Advertisement from September 1911 Engineering Magazine

Information Sources

  • The Massachusetts corporate registry database lists American Tool & Machine Co.'s first registration as 1864-10-04.
  • American Lathe Builders: 1810-1910 by Kenneth L. Cope, 2001, page 2
  • American Milling Machine Builders: 1820-1920 by Kenneth L. Cope, 2007 page 9
  • 2013 Standard Catalog of Firearms, by Jerry Lee, 2013, provided the date when Geo. H. Fox & Co. became American Tool & Machine Co.
  • From Leading Manufacturers and Merchants of the City of Boston, 1885:
    The American Tool and Machinery Company, Manufacturers of Turret, Screw Chasing Hand Lathes, Chucks, and Slide Rests of all sizes, Brass Finishing Tools, Valve Milling Machines, Shafting, Hangers, and Pulleys, No. 84 Kingston Street. Benjamin F. Bradford, Superintendent.—This company was formed in 1864, with a capital stock of $100,000, the officers being George H. Fox, President, A. B. Cobb, Treasurer, and Benjamin F. Radford, Superintendent, and succeeded the firm of George H. Fox & Co., who followed F. W. Bacon & Co., who in turn succeeded Bacon & Hubbard, who founded the business in about 1850. The officers at the present time are David M. Weston, President, and Benjamin F. Radford, Treasurer and Superintendent. Mr.

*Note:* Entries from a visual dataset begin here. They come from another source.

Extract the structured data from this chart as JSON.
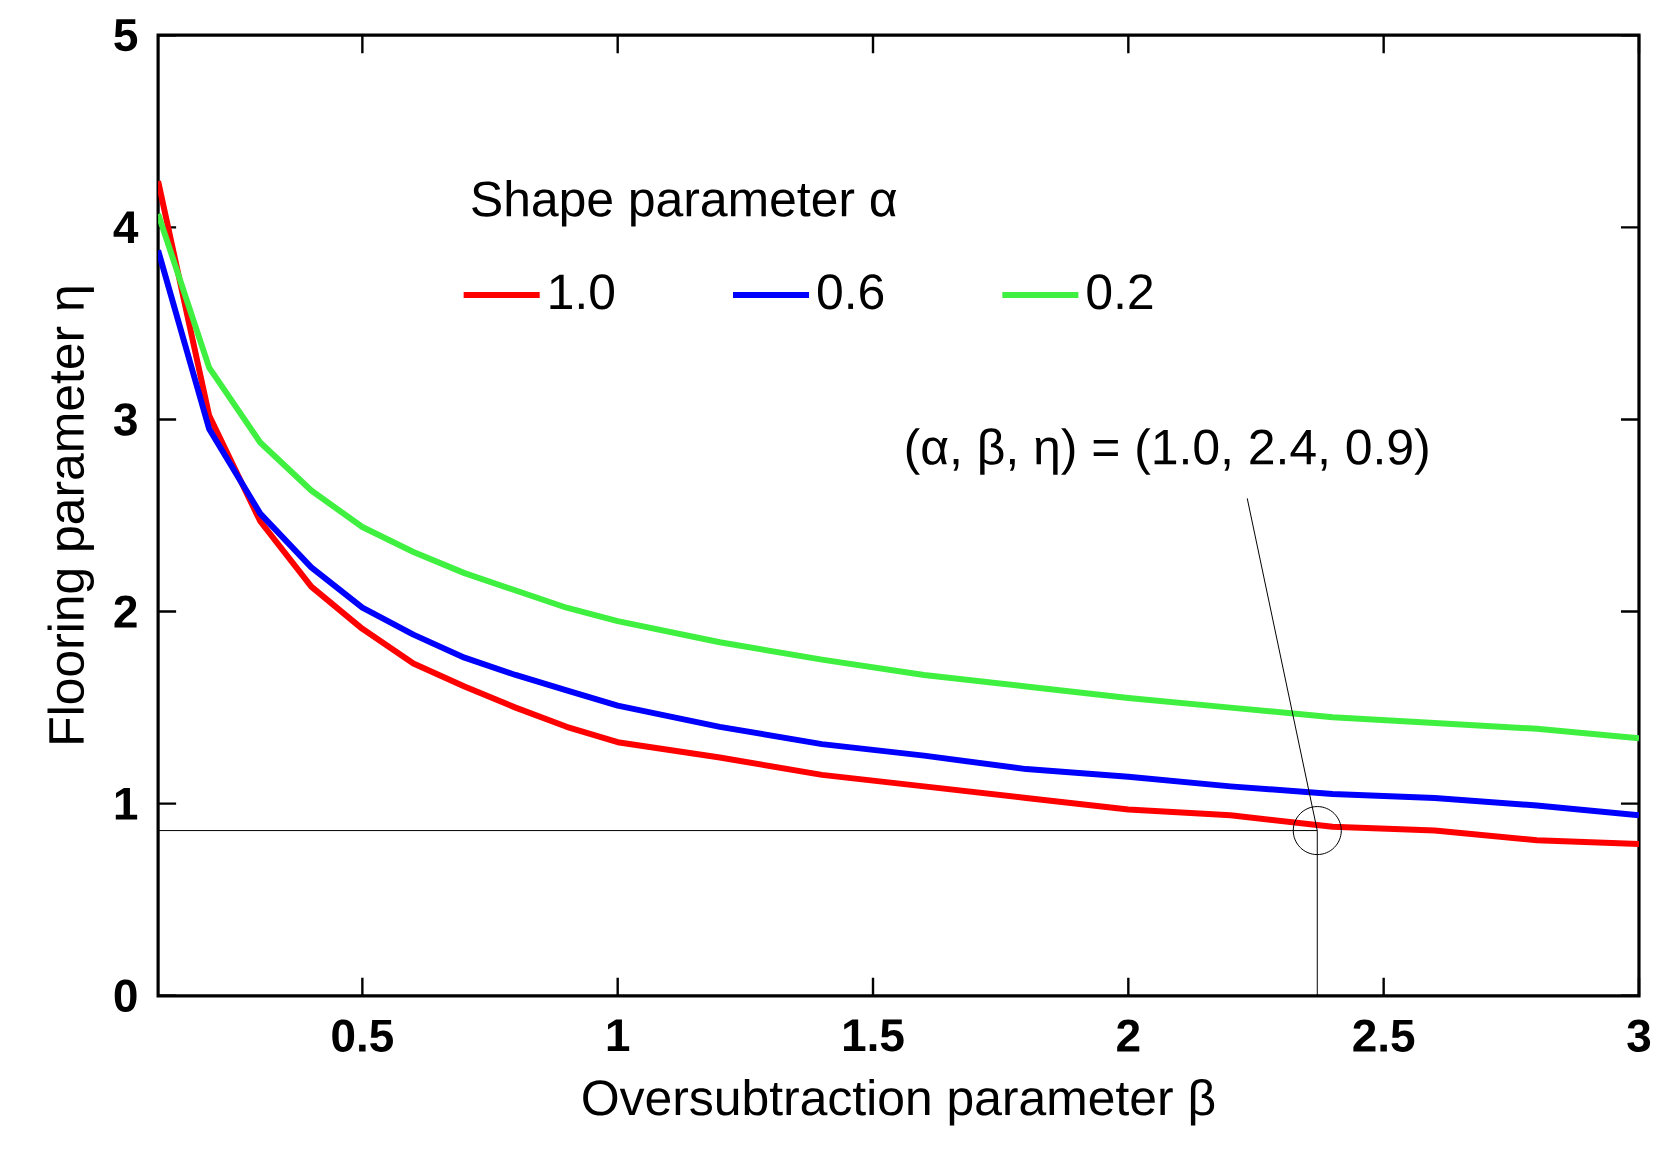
{
  "chart_data": {
    "type": "line",
    "xlabel": "Oversubtraction parameter β",
    "ylabel": "Flooring parameter η",
    "legend_title": "Shape parameter α",
    "x": [
      0.1,
      0.2,
      0.3,
      0.4,
      0.5,
      0.6,
      0.7,
      0.8,
      0.9,
      1.0,
      1.2,
      1.4,
      1.6,
      1.8,
      2.0,
      2.2,
      2.4,
      2.6,
      2.8,
      3.0
    ],
    "series": [
      {
        "name": "1.0",
        "color": "#ff0000",
        "values": [
          4.24,
          3.02,
          2.47,
          2.13,
          1.91,
          1.73,
          1.61,
          1.5,
          1.4,
          1.32,
          1.24,
          1.15,
          1.09,
          1.03,
          0.97,
          0.94,
          0.88,
          0.86,
          0.81,
          0.79
        ]
      },
      {
        "name": "0.6",
        "color": "#0000ff",
        "values": [
          3.88,
          2.95,
          2.51,
          2.23,
          2.02,
          1.88,
          1.76,
          1.67,
          1.59,
          1.51,
          1.4,
          1.31,
          1.25,
          1.18,
          1.14,
          1.09,
          1.05,
          1.03,
          0.99,
          0.94
        ]
      },
      {
        "name": "0.2",
        "color": "#40f040",
        "values": [
          4.07,
          3.27,
          2.88,
          2.63,
          2.44,
          2.31,
          2.2,
          2.11,
          2.02,
          1.95,
          1.84,
          1.75,
          1.67,
          1.61,
          1.55,
          1.5,
          1.45,
          1.42,
          1.39,
          1.34
        ]
      }
    ],
    "xlim": [
      0.1,
      3
    ],
    "ylim": [
      0,
      5
    ],
    "xticks": [
      0.5,
      1,
      1.5,
      2,
      2.5,
      3
    ],
    "yticks": [
      0,
      1,
      2,
      3,
      4,
      5
    ],
    "annotations": [
      {
        "text": "(α, β, η) = (1.0, 2.4, 0.9)",
        "x": 2.37,
        "y": 0.86
      }
    ],
    "ref_lines": [
      {
        "axis": "y",
        "value": 0.86,
        "color": "#000000"
      },
      {
        "axis": "x",
        "value": 2.37,
        "color": "#000000"
      }
    ],
    "legend": "top",
    "grid": false,
    "marker": "none",
    "line_style": "solid"
  }
}
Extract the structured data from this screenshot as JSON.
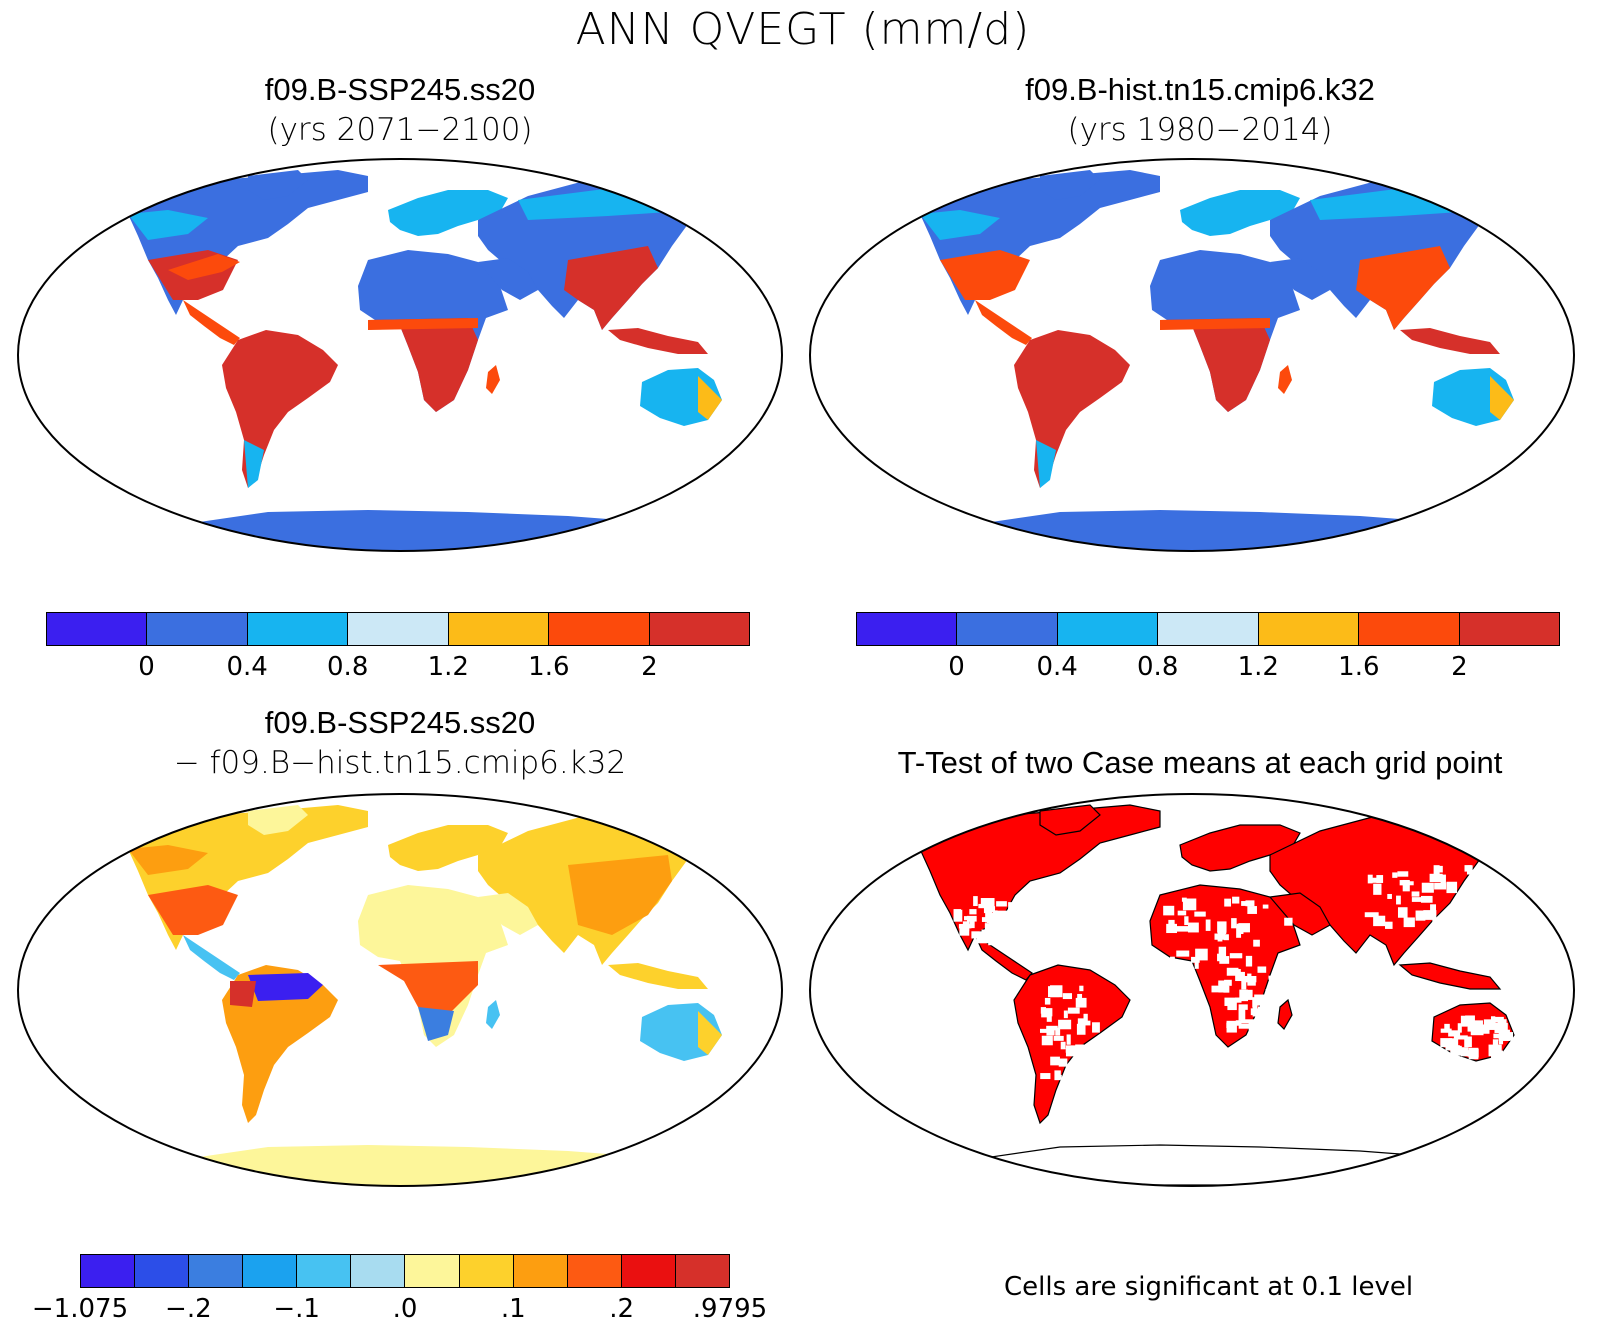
{
  "title": "ANN QVEGT (mm/d)",
  "panels": [
    {
      "title": "f09.B-SSP245.ss20",
      "subtitle": "(yrs 2071−2100)"
    },
    {
      "title": "f09.B-hist.tn15.cmip6.k32",
      "subtitle": "(yrs 1980−2014)"
    },
    {
      "title": "f09.B-SSP245.ss20",
      "subtitle": "− f09.B−hist.tn15.cmip6.k32"
    },
    {
      "title": "T-Test of two Case means at each grid point",
      "subtitle": ""
    }
  ],
  "colorbars": {
    "absolute": {
      "colors": [
        "#3b1ff0",
        "#3b6fe0",
        "#17b4f0",
        "#cce8f6",
        "#fcbb18",
        "#fc4a0c",
        "#d6302a"
      ],
      "ticks": [
        "0",
        "0.4",
        "0.8",
        "1.2",
        "1.6",
        "2"
      ]
    },
    "difference": {
      "colors": [
        "#3b1ff0",
        "#2c4ee8",
        "#3b7ee0",
        "#1ba2ef",
        "#47c2f2",
        "#a8dcf0",
        "#fdf69a",
        "#fdd12c",
        "#fd9e10",
        "#fd5a12",
        "#ea1010",
        "#d6302a"
      ],
      "ticks": [
        "−1.075",
        "−.2",
        "−.1",
        ".0",
        ".1",
        ".2",
        ".9795"
      ]
    }
  },
  "significance_note": "Cells are significant at 0.1 level",
  "significance_color": "#ff0000"
}
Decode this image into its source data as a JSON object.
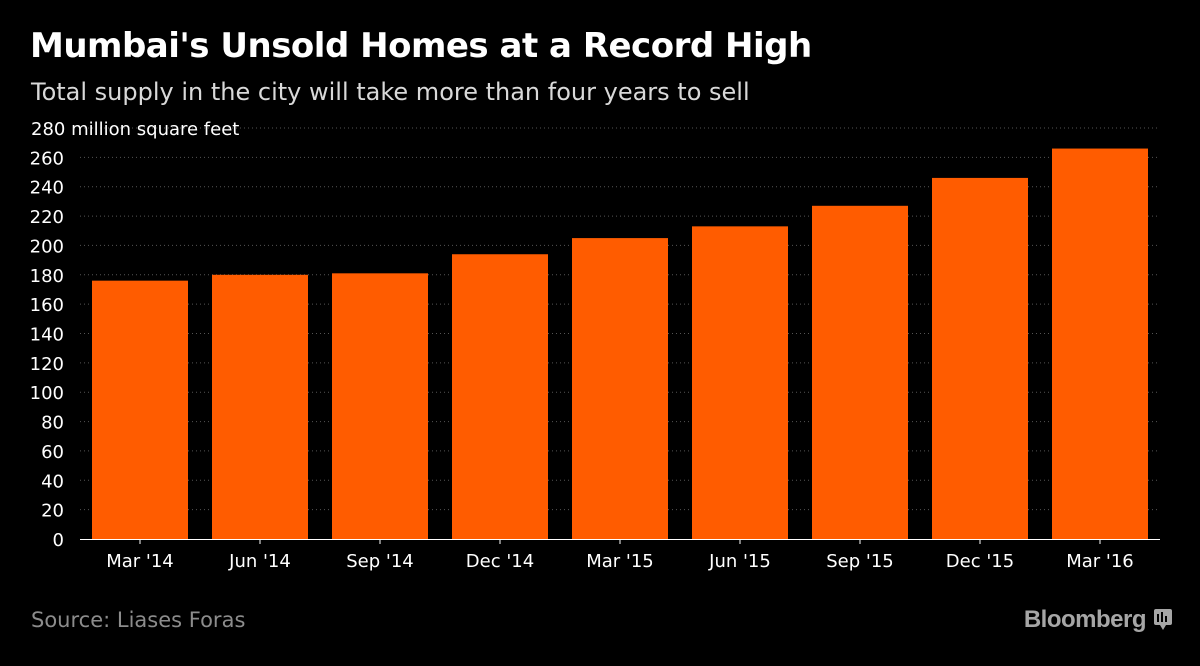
{
  "header": {
    "title": "Mumbai's Unsold Homes at a Record High",
    "subtitle": "Total supply in the city will take more than four years to sell"
  },
  "footer": {
    "source": "Source: Liases Foras",
    "brand": "Bloomberg",
    "brand_icon": "bloomberg-terminal-icon"
  },
  "colors": {
    "background": "#000000",
    "bar": "#ff5c00",
    "grid": "#555555",
    "text": "#ffffff"
  },
  "chart_data": {
    "type": "bar",
    "title": "Mumbai's Unsold Homes at a Record High",
    "subtitle": "Total supply in the city will take more than four years to sell",
    "ylabel": "280 million square feet",
    "categories": [
      "Mar '14",
      "Jun '14",
      "Sep '14",
      "Dec '14",
      "Mar '15",
      "Jun '15",
      "Sep '15",
      "Dec '15",
      "Mar '16"
    ],
    "values": [
      176,
      180,
      181,
      194,
      205,
      213,
      227,
      246,
      266
    ],
    "ylim": [
      0,
      280
    ],
    "yticks": [
      0,
      20,
      40,
      60,
      80,
      100,
      120,
      140,
      160,
      180,
      200,
      220,
      240,
      260,
      280
    ],
    "ytick_labels": [
      "0",
      "20",
      "40",
      "60",
      "80",
      "100",
      "120",
      "140",
      "160",
      "180",
      "200",
      "220",
      "240",
      "260",
      "280 million square feet"
    ],
    "grid": true,
    "legend": "none"
  }
}
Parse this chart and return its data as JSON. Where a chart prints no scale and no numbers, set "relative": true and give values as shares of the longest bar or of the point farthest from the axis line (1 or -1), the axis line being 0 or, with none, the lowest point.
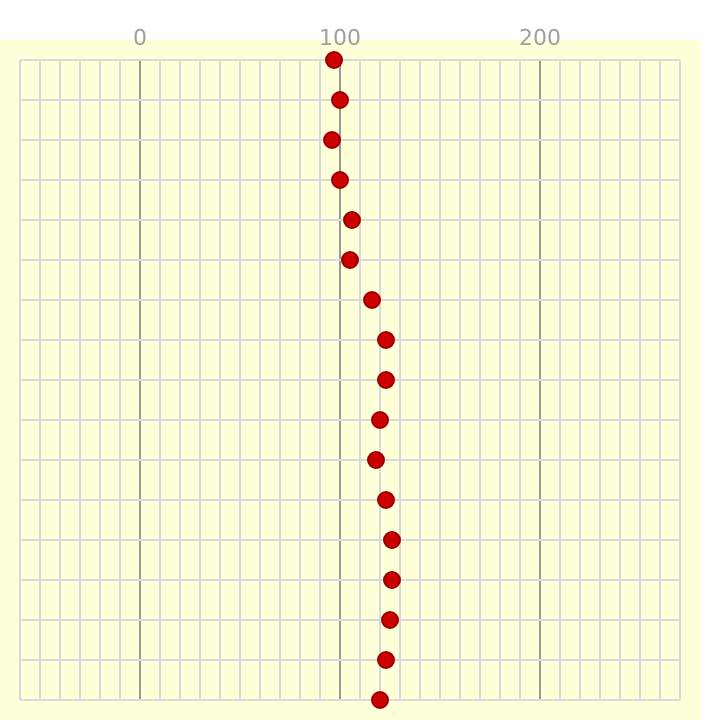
{
  "chart_data": {
    "type": "scatter",
    "relative": true,
    "x": [
      97,
      100,
      96,
      100,
      106,
      105,
      116,
      123,
      123,
      120,
      118,
      123,
      126,
      126,
      125,
      123,
      120
    ],
    "values": [
      1,
      0.9375,
      0.875,
      0.8125,
      0.75,
      0.6875,
      0.625,
      0.5625,
      0.5,
      0.4375,
      0.375,
      0.3125,
      0.25,
      0.1875,
      0.125,
      0.0625,
      0
    ],
    "color": "#cc0000",
    "marker": "circle",
    "grid": true,
    "tick_labels": "x",
    "xlim": [
      -60,
      270
    ],
    "xticks": [
      {
        "value": -60,
        "label": null
      },
      {
        "value": -50,
        "label": null
      },
      {
        "value": -40,
        "label": null
      },
      {
        "value": -30,
        "label": null
      },
      {
        "value": -20,
        "label": null
      },
      {
        "value": -10,
        "label": null
      },
      0,
      {
        "value": 10,
        "label": null
      },
      {
        "value": 20,
        "label": null
      },
      {
        "value": 30,
        "label": null
      },
      {
        "value": 40,
        "label": null
      },
      {
        "value": 50,
        "label": null
      },
      {
        "value": 60,
        "label": null
      },
      {
        "value": 70,
        "label": null
      },
      {
        "value": 80,
        "label": null
      },
      {
        "value": 90,
        "label": null
      },
      100,
      {
        "value": 110,
        "label": null
      },
      {
        "value": 120,
        "label": null
      },
      {
        "value": 130,
        "label": null
      },
      {
        "value": 140,
        "label": null
      },
      {
        "value": 150,
        "label": null
      },
      {
        "value": 160,
        "label": null
      },
      {
        "value": 170,
        "label": null
      },
      {
        "value": 180,
        "label": null
      },
      {
        "value": 190,
        "label": null
      },
      200,
      {
        "value": 210,
        "label": null
      },
      {
        "value": 220,
        "label": null
      },
      {
        "value": 230,
        "label": null
      },
      {
        "value": 240,
        "label": null
      },
      {
        "value": 250,
        "label": null
      },
      {
        "value": 260,
        "label": null
      },
      {
        "value": 270,
        "label": null
      }
    ]
  }
}
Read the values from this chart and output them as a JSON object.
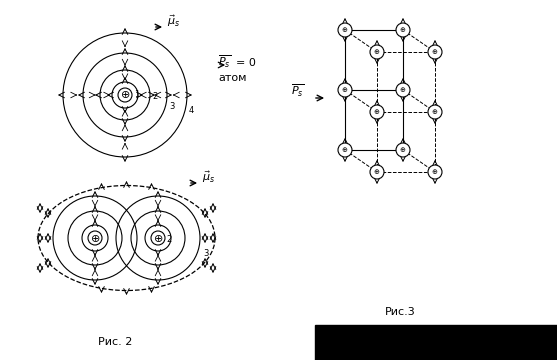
{
  "fig_width": 5.57,
  "fig_height": 3.6,
  "background": "#ffffff",
  "fig2_label": "Рис. 2",
  "fig3_label": "Рис.3",
  "atom_label": "атом",
  "mu_label": "$\\vec{\\mu}_s$",
  "ps_label": "$\\overrightarrow{P_s}$"
}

Weston is a native of Antrim, N. H., where he was born in 1818. He possessed to an eminent degree an inventive genius, and to him is the entire sugar interest of the world indebted for the present perfect machinery for refining, his "patent centrifugals" for purifying sugar being in use in almost every large sugar refinery, especially throughout the United States, the West India, and the Sandwich Islands. In 1850 Mr. Weston went to the Sandwich Islands and established a machine shop, remaining ten years. This sugar machine is the only one for the purpose made in this country, and is the latest, and conceded to be the best, in the world. Weston's "hydro-extractor," for drying cotton, wool, and all kinds of fabrics, for laundry, hotel or factory use, is another valuable invention of this gentleman and manufactured by this company. Another special machine built by them, and which has found its way to many of the principal leather currying establishments of the United States, the British Provinces in America, Germany, England, Scotland, France, Russia, and Australia, is the celebrated "Belt Knife" leather-splitting machine. These machines first attracted the attention of foreign leather factories about five years ago, but this company have been exporting sugar machines for twenty years. In addition to these special machines they make brass finishing lathes and tools, chucks, and slide rests of all sizes, valve milling machines, shafting, hangers and pulleys, and do repairing of all kinds.

    Their principal factory is at Hyde Park, a suburb of Boston, eight miles south on the Boston and Providence and New York and New England Railroads, their works being located near and having switch connection with the former road. Here they have four brick buildings, the main machine shop being sixty-two by one hundred and forty-two feet on the ground, and three stories high, a blacksmith shop forty-two by forty-nine feet, a small machine shop fifty-two by eighty-two feet, and a large foundry, in the shape of a cross, the inside square of which is forty-eight by one hundred and twenty-three feet, with two wings, each forty-two feet square. At these works power is furnished by a seventy-horse power engine and a battery of two boilers. At their Kingston-street place, besides the general offices of the company, they have a large machine shop, the entire building, one hundred and twenty-five by sixty feet and four stories high, being occupied by them, and filled with machinery, which is driven by a fifty-horse power engine. This shop is chiefly devoted to repairing and experimenting, and also contains the patter rooms, drafting room, carpenter shop, and on the ground floor the office. This very successful house owes its success perhaps more than to any other individual to Mr. Benjamin F. Radford, who has been its superintendent since its formation. He is an inventor of fine abilities, a master mechanic of the most thorough type, and a conservative yet wise manager.